Based on the advice we were given, we decided I would gradually stop lithium and use other medication. I also used a mood management programme called True Colours to help self-manage my mood and prepare for pregnancy. I found this really helpful in my early pregnancy. It was like an intensive mood management course, looking at triggers, relapse prevention and detailed information about, for example sleep, exercise and stress. It sounds simple, but when these things are really broken down for you, it’s very empowering. You find ways to self-manage, that are nothing to do with medication. This really helped me manage my anxiety around pregnancy.
I also had a really brilliant care co-ordinator who helped us write a plan of how to cope during the pregnancy, birth and afterwards. Part of it was a sheet with contact details of all the different people who would be involved in my care. This included the GP, psychiatrist, care coordinator and the obstetrician (a doctor specialising in pregnancy.) That was very helpful. This plan also helped my healthcare professionals work together to co-ordinate treatment more effectively.
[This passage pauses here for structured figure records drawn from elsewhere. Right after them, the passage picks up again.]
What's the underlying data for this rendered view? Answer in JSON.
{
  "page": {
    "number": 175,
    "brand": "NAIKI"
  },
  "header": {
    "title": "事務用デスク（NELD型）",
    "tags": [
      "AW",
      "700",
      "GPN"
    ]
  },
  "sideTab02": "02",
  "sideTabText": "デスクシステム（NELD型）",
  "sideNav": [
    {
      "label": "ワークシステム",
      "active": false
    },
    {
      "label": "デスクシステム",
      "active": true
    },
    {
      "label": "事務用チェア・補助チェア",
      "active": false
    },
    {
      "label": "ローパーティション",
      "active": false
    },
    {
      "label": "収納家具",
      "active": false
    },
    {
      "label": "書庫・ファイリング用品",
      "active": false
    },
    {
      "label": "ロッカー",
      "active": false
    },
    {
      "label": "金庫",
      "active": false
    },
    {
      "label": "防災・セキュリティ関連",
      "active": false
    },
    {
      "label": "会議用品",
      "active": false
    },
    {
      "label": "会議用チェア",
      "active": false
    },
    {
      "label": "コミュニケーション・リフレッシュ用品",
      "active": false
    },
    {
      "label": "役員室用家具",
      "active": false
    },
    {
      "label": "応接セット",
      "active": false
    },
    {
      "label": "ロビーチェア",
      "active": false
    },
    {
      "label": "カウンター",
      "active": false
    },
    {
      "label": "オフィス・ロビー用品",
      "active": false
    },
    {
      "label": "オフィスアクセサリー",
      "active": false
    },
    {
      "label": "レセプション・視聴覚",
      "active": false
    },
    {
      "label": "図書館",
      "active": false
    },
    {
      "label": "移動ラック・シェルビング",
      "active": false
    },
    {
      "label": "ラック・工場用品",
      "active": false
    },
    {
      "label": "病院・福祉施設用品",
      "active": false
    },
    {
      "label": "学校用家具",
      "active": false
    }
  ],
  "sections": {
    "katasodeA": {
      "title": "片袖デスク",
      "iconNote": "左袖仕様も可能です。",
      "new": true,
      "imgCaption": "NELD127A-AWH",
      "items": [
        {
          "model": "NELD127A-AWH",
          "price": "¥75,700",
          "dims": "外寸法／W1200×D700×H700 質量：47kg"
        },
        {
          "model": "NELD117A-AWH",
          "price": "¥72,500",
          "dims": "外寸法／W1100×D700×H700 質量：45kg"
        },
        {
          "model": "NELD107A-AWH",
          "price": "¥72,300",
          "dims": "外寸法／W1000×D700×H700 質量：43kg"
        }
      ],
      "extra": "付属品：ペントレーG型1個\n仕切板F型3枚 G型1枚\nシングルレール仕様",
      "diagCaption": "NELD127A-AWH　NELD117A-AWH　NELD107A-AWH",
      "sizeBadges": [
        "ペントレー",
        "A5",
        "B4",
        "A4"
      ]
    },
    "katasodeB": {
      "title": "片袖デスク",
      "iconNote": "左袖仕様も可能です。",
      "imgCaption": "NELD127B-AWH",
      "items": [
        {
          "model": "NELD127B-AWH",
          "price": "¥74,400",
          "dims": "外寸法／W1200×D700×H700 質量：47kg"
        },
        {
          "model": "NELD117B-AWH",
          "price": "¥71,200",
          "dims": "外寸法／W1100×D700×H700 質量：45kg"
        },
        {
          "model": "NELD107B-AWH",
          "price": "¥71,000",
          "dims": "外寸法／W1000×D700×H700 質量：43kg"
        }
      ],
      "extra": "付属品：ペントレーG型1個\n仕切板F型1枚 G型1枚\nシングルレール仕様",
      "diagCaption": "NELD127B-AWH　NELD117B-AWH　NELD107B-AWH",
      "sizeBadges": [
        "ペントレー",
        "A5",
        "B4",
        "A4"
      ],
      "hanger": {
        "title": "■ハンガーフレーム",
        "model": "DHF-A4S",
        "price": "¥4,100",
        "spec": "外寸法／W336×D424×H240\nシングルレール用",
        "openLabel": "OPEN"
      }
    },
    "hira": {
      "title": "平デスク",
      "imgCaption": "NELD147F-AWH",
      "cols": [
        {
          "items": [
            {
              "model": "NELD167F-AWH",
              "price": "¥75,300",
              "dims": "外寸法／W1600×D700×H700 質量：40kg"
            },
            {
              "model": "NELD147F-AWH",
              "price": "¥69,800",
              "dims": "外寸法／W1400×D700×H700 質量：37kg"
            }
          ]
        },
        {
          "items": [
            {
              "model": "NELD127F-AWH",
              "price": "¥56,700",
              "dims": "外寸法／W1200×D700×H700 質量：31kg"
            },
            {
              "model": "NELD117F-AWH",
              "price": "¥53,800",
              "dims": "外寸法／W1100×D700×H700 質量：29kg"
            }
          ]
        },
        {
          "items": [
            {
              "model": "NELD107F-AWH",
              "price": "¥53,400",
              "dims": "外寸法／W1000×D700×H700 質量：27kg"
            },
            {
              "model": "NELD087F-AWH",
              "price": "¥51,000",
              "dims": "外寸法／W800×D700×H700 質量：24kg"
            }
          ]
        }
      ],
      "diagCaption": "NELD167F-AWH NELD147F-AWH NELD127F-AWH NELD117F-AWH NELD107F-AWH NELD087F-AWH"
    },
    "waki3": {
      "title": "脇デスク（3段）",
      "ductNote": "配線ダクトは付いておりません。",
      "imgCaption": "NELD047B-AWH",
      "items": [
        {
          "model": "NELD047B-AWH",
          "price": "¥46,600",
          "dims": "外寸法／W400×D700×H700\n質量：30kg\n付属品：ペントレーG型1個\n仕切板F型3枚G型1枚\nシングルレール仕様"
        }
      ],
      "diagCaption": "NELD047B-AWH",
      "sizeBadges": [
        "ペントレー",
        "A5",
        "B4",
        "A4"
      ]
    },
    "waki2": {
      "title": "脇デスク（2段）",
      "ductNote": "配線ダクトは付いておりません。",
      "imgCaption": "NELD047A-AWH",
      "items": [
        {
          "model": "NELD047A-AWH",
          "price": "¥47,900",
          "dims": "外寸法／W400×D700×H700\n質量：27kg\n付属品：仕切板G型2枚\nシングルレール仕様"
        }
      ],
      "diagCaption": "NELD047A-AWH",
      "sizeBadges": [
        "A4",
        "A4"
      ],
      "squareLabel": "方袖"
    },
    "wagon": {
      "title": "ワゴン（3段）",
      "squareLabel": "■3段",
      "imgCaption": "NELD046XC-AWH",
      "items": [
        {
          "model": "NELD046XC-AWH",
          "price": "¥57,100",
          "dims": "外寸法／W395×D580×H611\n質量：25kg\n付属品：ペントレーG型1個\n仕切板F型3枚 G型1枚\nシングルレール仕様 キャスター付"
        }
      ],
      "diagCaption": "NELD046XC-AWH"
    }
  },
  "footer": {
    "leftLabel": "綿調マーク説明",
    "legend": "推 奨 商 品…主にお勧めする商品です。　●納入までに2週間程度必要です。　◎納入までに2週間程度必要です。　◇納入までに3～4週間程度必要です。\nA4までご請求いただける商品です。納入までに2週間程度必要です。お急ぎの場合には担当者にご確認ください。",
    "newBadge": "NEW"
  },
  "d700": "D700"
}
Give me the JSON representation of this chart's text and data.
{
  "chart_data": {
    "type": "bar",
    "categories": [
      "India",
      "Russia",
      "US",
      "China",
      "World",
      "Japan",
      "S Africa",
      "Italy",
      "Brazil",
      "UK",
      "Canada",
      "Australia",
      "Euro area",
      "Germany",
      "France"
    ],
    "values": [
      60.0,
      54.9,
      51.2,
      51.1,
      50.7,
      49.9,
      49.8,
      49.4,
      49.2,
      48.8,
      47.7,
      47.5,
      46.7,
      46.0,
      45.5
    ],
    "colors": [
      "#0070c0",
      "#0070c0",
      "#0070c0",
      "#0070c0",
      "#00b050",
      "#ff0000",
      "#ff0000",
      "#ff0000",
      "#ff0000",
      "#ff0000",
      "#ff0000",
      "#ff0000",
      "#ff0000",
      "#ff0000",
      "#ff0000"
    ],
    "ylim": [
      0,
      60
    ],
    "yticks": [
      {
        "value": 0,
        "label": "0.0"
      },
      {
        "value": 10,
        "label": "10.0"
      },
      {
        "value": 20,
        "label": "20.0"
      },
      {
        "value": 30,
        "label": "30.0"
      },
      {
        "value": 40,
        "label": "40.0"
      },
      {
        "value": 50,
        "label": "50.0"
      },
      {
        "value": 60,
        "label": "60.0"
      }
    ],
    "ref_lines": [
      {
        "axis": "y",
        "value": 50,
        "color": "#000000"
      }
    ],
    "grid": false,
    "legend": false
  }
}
After the birth of our first child, a baby boy, everything seemed to be going well. But when my daughter was born two years later, following a lot of stressful events during the pregnancy, I suffered postpartum psychosis. I was lucky enough to get into a Mother and Baby Unit (a specialist, in-patient unit for some women with mental health problems during pregnancy, or after the birth of their child) and keep my baby with me. But I didn’t get home for nearly six months and it was a long journey back to full health. But you do come out of the other side.
I’m very well now and Henry and I feel really blessed to have our two children. I’d like to emphasise how important it is for women with serious mental health conditions like bipolar disorder to see a perinatal specialist. I feel very passionately about women being able to access the specialist support they need before trying for a baby.